Russland verschärft Luftfahrtvorschriften für mehr Flugsicherheit ab 2027
Lina SeidelRussland verschärft Luftfahrtvorschriften für mehr Flugsicherheit ab 2027
Das russische Verkehrsministerium hat neue bundesweite Luftfahrtvorschriften vorgeschlagen, um die Flugsicherheit und die Verwaltung der Flugzeugflotten zu verbessern. Die Änderungen sehen eine strengere Aufsicht, klarere Dokumentationsstandards und höhere Qualifikationsanforderungen für Wartungspersonal vor. Die neuen Regelungen sollen am 1. März 2027 in Kraft treten.

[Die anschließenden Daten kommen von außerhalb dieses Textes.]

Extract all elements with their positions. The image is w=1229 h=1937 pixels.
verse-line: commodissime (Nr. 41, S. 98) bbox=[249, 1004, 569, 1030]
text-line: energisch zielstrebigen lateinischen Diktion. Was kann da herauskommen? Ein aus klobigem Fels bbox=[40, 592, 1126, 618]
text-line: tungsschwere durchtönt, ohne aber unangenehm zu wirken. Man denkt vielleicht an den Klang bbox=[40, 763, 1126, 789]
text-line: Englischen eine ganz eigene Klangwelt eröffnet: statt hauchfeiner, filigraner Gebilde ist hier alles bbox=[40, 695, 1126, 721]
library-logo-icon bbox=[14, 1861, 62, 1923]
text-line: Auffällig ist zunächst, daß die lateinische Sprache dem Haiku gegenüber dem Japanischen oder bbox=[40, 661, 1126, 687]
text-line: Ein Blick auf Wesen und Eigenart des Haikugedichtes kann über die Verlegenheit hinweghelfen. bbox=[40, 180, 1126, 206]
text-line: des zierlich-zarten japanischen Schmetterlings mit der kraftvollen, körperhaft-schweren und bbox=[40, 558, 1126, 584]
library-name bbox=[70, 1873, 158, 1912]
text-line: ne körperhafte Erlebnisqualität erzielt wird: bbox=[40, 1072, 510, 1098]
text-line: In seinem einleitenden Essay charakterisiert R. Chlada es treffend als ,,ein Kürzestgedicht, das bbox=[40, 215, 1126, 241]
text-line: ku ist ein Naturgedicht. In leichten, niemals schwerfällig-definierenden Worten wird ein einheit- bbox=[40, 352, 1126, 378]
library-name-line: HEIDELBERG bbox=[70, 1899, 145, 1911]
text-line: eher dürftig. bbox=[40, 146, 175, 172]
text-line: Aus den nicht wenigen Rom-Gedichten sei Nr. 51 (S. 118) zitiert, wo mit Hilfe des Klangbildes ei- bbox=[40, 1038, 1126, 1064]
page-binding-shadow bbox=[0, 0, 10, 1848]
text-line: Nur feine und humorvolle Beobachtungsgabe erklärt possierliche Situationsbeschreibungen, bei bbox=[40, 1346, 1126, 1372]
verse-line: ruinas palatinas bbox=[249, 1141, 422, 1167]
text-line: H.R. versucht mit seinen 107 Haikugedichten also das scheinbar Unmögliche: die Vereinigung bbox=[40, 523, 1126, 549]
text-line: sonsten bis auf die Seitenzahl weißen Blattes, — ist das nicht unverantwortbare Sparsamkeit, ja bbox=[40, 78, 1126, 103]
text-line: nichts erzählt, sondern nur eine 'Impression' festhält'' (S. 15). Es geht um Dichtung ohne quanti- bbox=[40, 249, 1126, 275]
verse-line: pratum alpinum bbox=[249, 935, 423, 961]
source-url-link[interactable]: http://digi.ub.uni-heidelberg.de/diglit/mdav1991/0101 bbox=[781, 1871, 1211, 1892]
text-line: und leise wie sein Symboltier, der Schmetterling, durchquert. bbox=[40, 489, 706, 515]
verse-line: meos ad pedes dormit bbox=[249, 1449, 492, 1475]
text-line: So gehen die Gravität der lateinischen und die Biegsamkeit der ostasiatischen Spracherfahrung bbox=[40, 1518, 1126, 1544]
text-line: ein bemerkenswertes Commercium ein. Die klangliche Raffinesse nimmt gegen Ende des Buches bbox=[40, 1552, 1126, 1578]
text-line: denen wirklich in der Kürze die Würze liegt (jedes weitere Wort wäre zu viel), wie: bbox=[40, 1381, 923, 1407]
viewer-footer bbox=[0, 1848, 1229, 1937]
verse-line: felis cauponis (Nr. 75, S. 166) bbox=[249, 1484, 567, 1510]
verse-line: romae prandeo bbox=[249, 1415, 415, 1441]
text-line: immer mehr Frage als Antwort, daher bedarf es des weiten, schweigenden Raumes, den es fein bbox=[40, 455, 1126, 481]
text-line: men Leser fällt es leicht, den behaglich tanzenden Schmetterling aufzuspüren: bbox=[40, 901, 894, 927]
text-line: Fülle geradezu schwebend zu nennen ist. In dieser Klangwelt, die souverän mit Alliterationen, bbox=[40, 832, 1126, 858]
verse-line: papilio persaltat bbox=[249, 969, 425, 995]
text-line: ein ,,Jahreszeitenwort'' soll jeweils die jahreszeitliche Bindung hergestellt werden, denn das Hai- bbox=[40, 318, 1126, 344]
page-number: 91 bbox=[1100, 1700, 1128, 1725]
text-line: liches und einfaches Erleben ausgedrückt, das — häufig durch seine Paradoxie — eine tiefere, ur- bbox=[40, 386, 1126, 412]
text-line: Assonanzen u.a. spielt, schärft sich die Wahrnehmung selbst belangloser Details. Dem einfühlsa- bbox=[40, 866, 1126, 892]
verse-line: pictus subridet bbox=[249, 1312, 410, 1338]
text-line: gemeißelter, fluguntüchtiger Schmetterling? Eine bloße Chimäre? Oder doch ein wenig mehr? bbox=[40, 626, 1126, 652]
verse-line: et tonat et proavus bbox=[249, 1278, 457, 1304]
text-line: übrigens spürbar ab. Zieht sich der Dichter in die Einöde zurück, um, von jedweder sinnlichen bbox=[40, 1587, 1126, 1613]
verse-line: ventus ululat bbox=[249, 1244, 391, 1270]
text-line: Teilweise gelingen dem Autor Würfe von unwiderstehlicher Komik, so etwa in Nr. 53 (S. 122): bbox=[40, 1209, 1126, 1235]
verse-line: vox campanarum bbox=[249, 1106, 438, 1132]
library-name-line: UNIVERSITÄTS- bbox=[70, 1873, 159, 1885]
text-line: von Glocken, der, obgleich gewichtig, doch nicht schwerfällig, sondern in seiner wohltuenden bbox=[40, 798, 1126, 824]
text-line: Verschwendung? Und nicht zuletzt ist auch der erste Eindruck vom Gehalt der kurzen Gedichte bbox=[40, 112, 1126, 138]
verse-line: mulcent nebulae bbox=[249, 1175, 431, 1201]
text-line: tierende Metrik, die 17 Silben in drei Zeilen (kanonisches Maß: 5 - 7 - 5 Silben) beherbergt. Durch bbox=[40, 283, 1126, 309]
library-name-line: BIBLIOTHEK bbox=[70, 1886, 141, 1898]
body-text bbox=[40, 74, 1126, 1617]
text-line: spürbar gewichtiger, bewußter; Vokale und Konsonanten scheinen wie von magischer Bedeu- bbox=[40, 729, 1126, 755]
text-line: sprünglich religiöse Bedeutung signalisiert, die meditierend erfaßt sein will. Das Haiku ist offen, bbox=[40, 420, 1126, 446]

Nach den Entwurfsvorgaben müssen Fluggesellschaften künftig alle technischen Probleme, die die Flugsicherheit gefährden, innerhalb von 72 Stunden nach ihrer Entdeckung melden. Diese Maßnahme zielt darauf ab, die Reaktion auf potenzielle Risiken zu beschleunigen und Unfälle im Vorfeld zu verhindern.
Ebenfalls eingeführt wird ein gestuftes Anforderungssystem, das sich am maximalen Startgewicht eines Flugzeugs und dessen Einsatzbereich orientiert. Die Wartungsverfahren werden nun individuell an die Konstruktion und die betrieblichen Erfordernisse jedes Flugzeugtyps angepasst.

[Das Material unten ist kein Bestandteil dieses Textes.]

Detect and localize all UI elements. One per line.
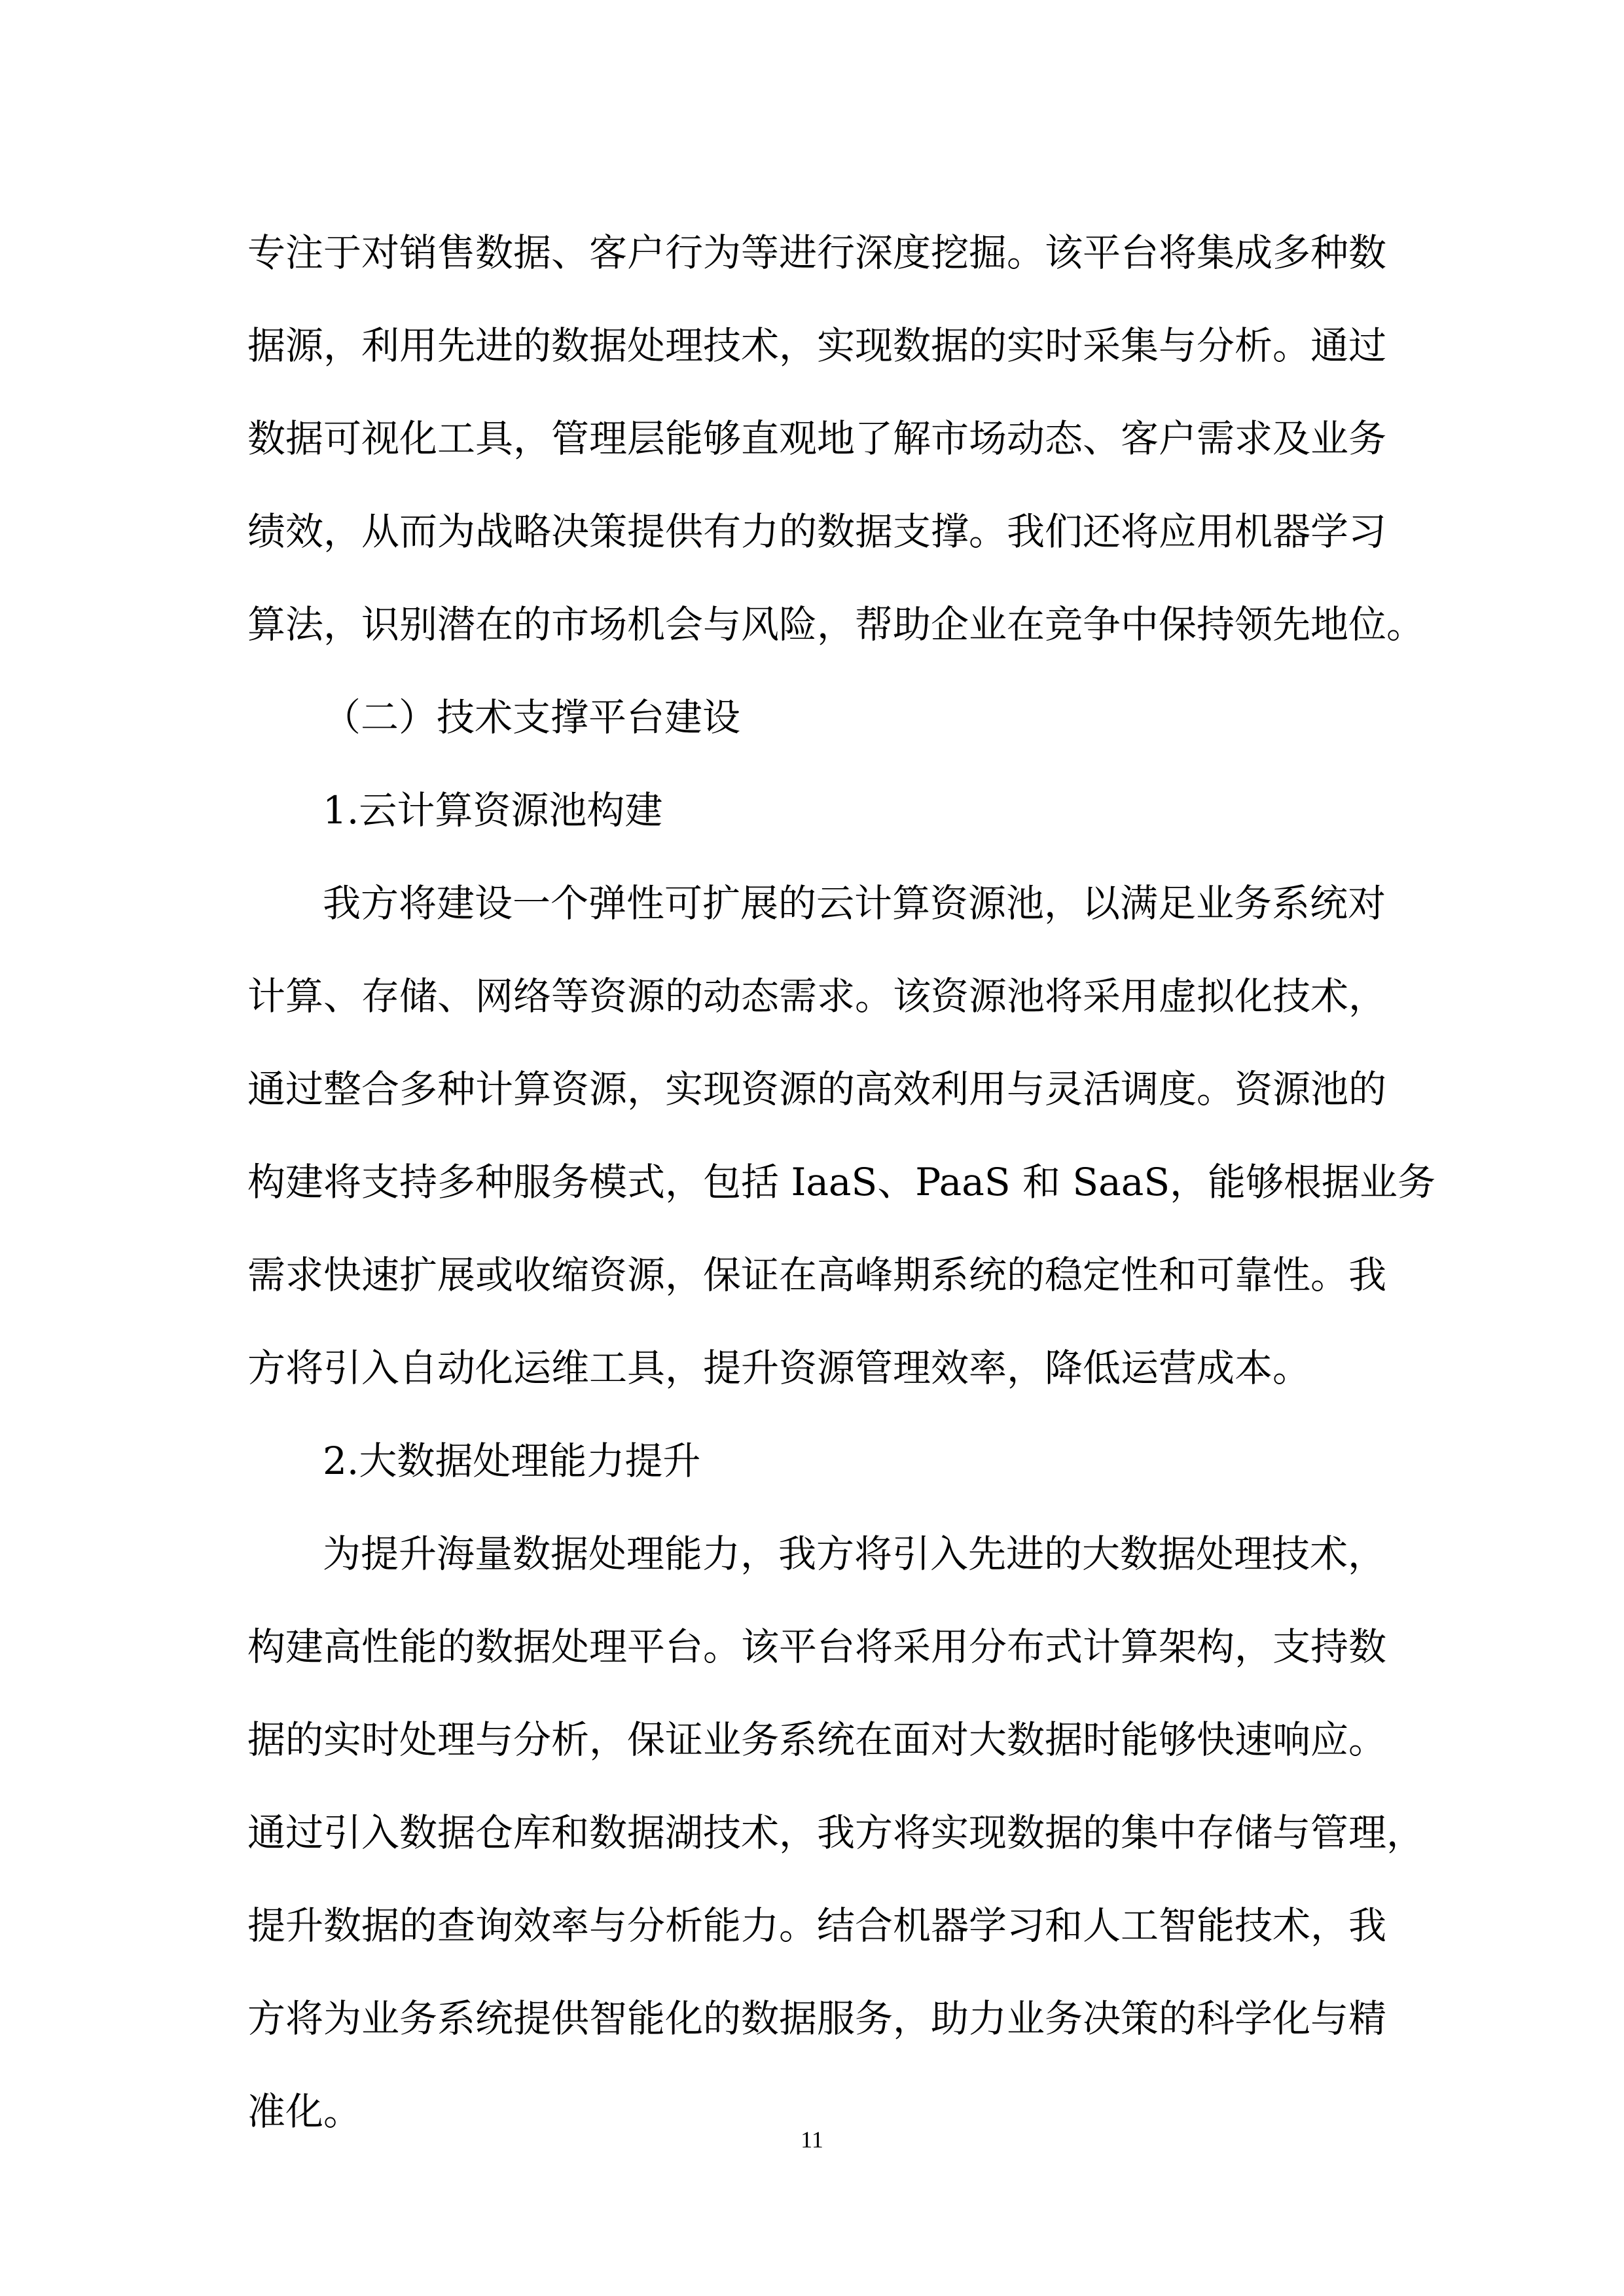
text-line: 我方将建设一个弹性可扩展的云计算资源池，以满足业务系统对 <box>323 881 1386 925</box>
text-line: 方将引入自动化运维工具，提升资源管理效率，降低运营成本。 <box>247 1346 1311 1390</box>
body-text <box>247 206 1436 2158</box>
text-line: 需求快速扩展或收缩资源，保证在高峰期系统的稳定性和可靠性。我 <box>247 1253 1387 1297</box>
text-line: 通过整合多种计算资源，实现资源的高效利用与灵活调度。资源池的 <box>247 1067 1387 1111</box>
text-line: 提升数据的查询效率与分析能力。结合机器学习和人工智能技术，我 <box>247 1903 1387 1948</box>
text-line: 方将为业务系统提供智能化的数据服务，助力业务决策的科学化与精 <box>247 1996 1387 2041</box>
subsection-heading: 1.云计算资源池构建 <box>323 788 663 833</box>
text-line: 准化。 <box>247 2089 362 2134</box>
text-line: 为提升海量数据处理能力，我方将引入先进的大数据处理技术， <box>323 1532 1386 1576</box>
text-line: 专注于对销售数据、客户行为等进行深度挖掘。该平台将集成多种数 <box>247 230 1387 275</box>
section-heading: （二）技术支撑平台建设 <box>323 695 741 740</box>
text-line: 构建高性能的数据处理平台。该平台将采用分布式计算架构，支持数 <box>247 1624 1387 1669</box>
text-line: 通过引入数据仓库和数据湖技术，我方将实现数据的集中存储与管理， <box>247 1810 1425 1855</box>
text-line: 计算、存储、网络等资源的动态需求。该资源池将采用虚拟化技术， <box>247 974 1387 1018</box>
text-line: 据源，利用先进的数据处理技术，实现数据的实时采集与分析。通过 <box>247 323 1387 368</box>
text-line: 算法，识别潜在的市场机会与风险，帮助企业在竞争中保持领先地位。 <box>247 602 1425 647</box>
text-line: 据的实时处理与分析，保证业务系统在面对大数据时能够快速响应。 <box>247 1717 1387 1762</box>
text-line: 数据可视化工具，管理层能够直观地了解市场动态、客户需求及业务 <box>247 416 1387 461</box>
page-number: 11 <box>801 2126 823 2153</box>
text-line: 构建将支持多种服务模式，包括 IaaS、PaaS 和 SaaS，能够根据业务 <box>247 1160 1436 1204</box>
subsection-heading: 2.大数据处理能力提升 <box>323 1439 701 1483</box>
text-line: 绩效，从而为战略决策提供有力的数据支撑。我们还将应用机器学习 <box>247 509 1387 554</box>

Die neuen Bestimmungen verschärfen zudem die Anforderungen an Verantwortliche für die Lufttüchtigkeit. Künftige Bewerber für diese Position müssen über einen einschlägigen Hochschulabschluss verfügen und mindestens fünf Jahre Berufserfahrung in diesem Bereich nachweisen. Einheitliche Standards für Flugdokumentationen sollen darüber hinaus für mehr Konsistenz in allen Betriebsabläufen sorgen.
Die aktualisierten Regelungen treten am 1. März 2027 in Kraft. Sie sehen strengere Sicherheitskontrollen vor, standardisieren die Dokumentationspflichten und verlangen höhere Qualifikationen für Schlüsselpersonal. Ziel ist es, Risiken im Flugbetrieb zu minimieren und das Flottenmanagement im gesamten Land effizienter zu gestalten.